さりげないふうを装っていたけれど、彼の言い方はどこかぎこちなかった。

「そうか、分かった。ならこっちに来い。あの小屋に入れ」

 思いがけず、うまくいったらしい。門から少し離れた場所に小屋があり、近くにある大きな木でちょうど隠れていあた。「許可証を発行してくれるのかしら」「うまくいったな」と目くばせしながら、小屋に前に来る。ふと門を振り返ると、門番Bが神経質そうに表情を凍り付かせていた。それは笑みだったのだと、扉に書かれた文字を見て気付いた。『不法入国者専用』と書かれていた。


 小屋の中には私たちを含め十人あまりが、生気を失った顔で座り込んでいた。中には幼い子供もいる。

「なるほどね、そういうことか」

 恐るべき平静さで、シモンは呟いた。

「僕たちは、罠にはまったわけだ」

「え?」

「不法入国、あるいは出国した奴らが集められてるんだろう。彼らの家族は、彼らが消えても探さない。国を出て消えるなんて、よくある話だからね」

 目まいがした。たかが金だ。どうしてそのために、ここまでひどいことができるのだろうか。

「夜だ」と、床を見つめたまま、少年がつぶやいた。

「あいつら話してた。夜になると、俺たちを買いに来るって。俺たちは一人、十万ゴールドで売られるんだ。妊娠の振りをしてるお姉さんは、かわいいから二十万かもしれないけど」

 どうやら子供にも見破られる変装だったらしい。

「そうか。じゃあ夜までに逃げ出さないとね」

 シモンの口調は、雨が降ったら洗濯物をしまわないとね、という軽い調子だった。少年は相変わらず、うつむいて話した。

「無理だよ。壁にある注意書きが見えないのか? この部屋は魔法が使えない。使おうとすると奴らが飛んできて、痛い目にあわされる」

「へえ」

 やっぱりどこか面白がっている口調だ。その調子に腹が立ったのか、少年は勢いよく立ち上がった。

「どうして、そんな冷静でいられるんだよ!? もうすぐ俺たちは買われるんだぞ!?」

「いや。さすがサラは悪運が強いな、と思ってね」

 扉が勢いよく開いた。門番たちの他に、もう一人立っていた。忘れもしない、かつてクロエを売っていた、あの男だった。


「なんや、これだけか?」

 当時よりも歯は抜け、白髪が増えている。しかし彼であることは違いなかった。

「十人やから、百万か。

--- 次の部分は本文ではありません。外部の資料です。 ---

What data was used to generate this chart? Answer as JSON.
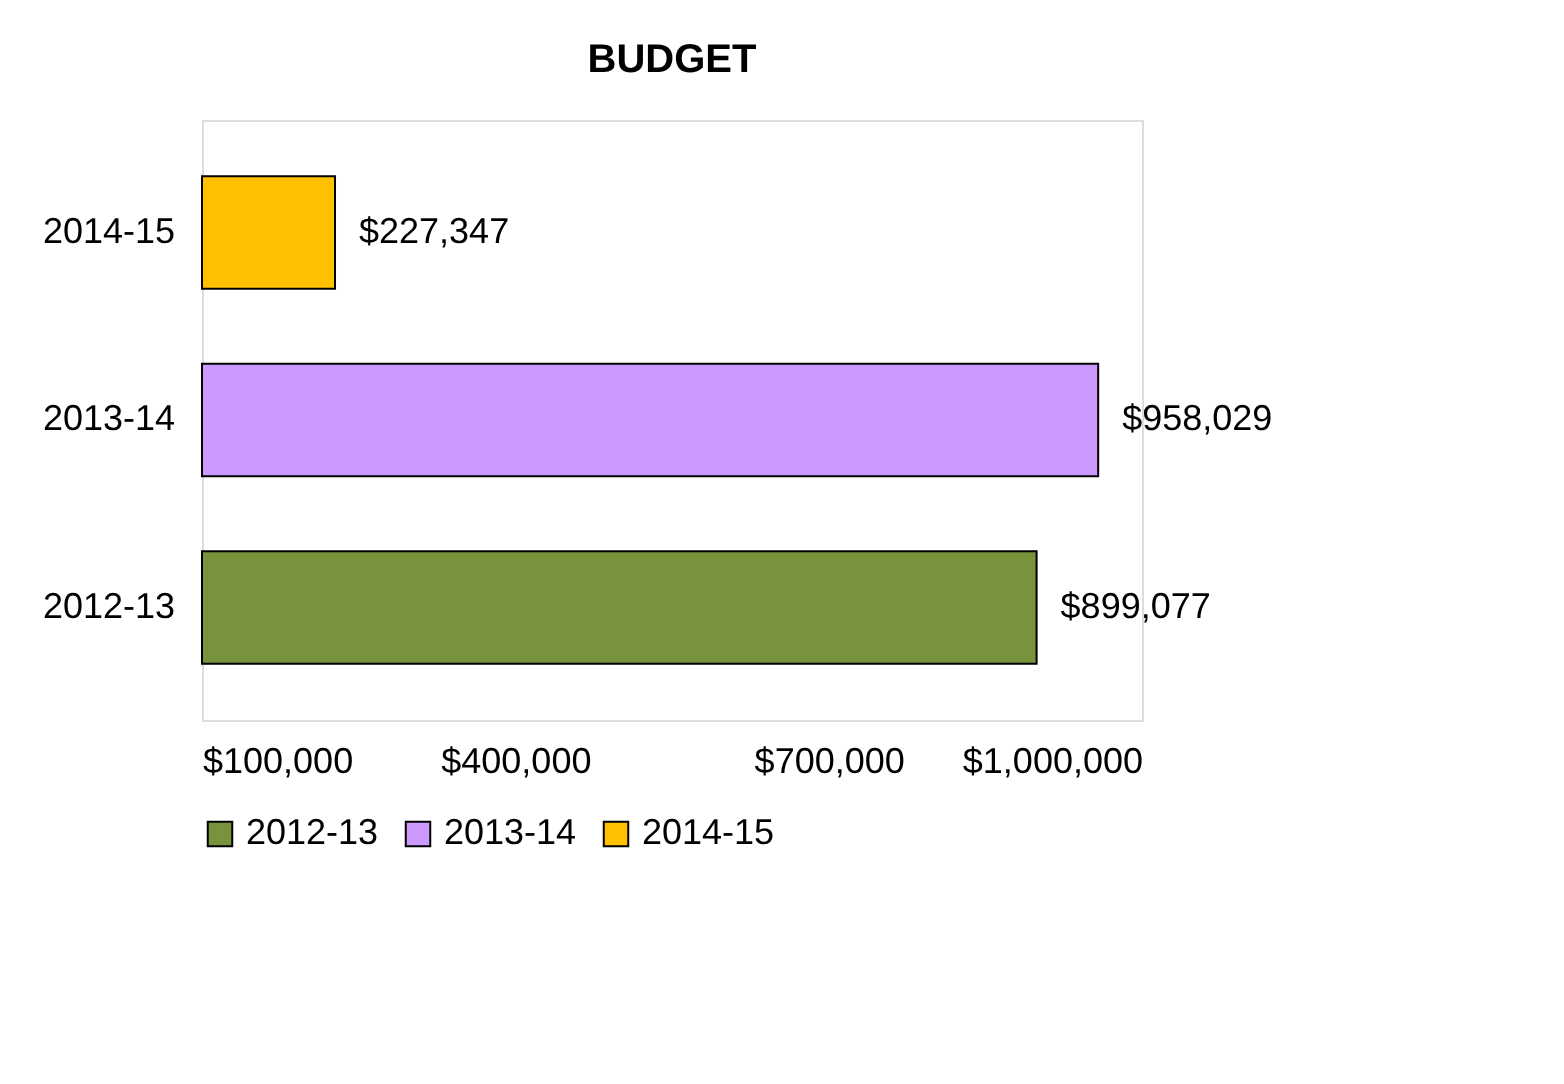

お、女子もおんねや」

 彼は私を舐めるように見つめた。

「あれ、嬢ちゃんどこかで会った気が……」

「おい、早くしろ」

 門番Aにせっつかれて、商人は不機嫌そうに舌打ちをした。

「袋取ってくるから、待っときや。あんたたちも早よ戻り。見張らなあかんやろ?」

 三人が出て行き、扉が閉まった。外から鍵をかける音が、ゆっくりと響いた。まるで、わざと聞かせているかのようだ。

「俺、みんなを逃がしてあげられるかもしれない」

 少年が、ぽつりとつぶやいた。部屋中の視線が、彼に集まった。栗毛で、かわいい顔をしている。小柄で、十代前半くらいだろうか。彼は続けた。

「実は九十万ゴールド持ってる。このお金で、あいつに交渉してくる。みんな金持ってないか?」

「そうか!」と、ある青年が叫んだ。

「百万以上になれば、あの男の利益になる!」

「私、十万くらいあるわ!」

 国の外に行く時は、懐を潤しておくものだ。あっという間に金は少年の元に集まった。

「兄ちゃんは、持ってなさそうだけど……姉ちゃんは?」

「あるけど、渡さない」

 場の空気が、凍り付いた。

「君、あの男にだまされてるよ。金を渡せば、逃がしてくれるって言われたんでしょう。あそこで金額を告げたのは、この場にいる全員に金額を知らせるため」

「ど、どうして分かるんだよ?」

「魔法を使えないって、演技でしてたわよね。過去に痛い目にあったの?」

「そ、それは俺が一番最初にこの部屋に来たから……」

 女性が声を上げた。

「違うわ、私が最初よ」

 完全な沈黙が、場を支配した。そして勢いよく扉が開かれた。

「ったく。何しとんねん、ドアホ!」

 少年のみぞおちを、男は勢いよく蹴り上げた。続いて蹴りをくらわせようと足を振り上げたので、私はとっさに彼をかばった。目を閉じ、衝撃に耐えていると、予想していた蹴りはこない。シモンが彼の足を抑えていた。

「よくやった。サラがこいつの気を逸らしてくれたお陰で、部屋の結界を解除できたよ。すべてを焼き尽くせ! グラン・フランベ!」

 彼が指をさした先では、男が業火で焼かれていた。立ったまま焼かれながら悲鳴をあげている。

「心配いらないよ。死んではないからね」

 そんな心配は、明らかに誰もしていなかった。人の気持ちを読むことは下手くそなのだ。男のそばにいると炎の巻き添えをくらいそうなので、少年を連れて離れることにした。ちらりと男を見ると、なんと笑っていた。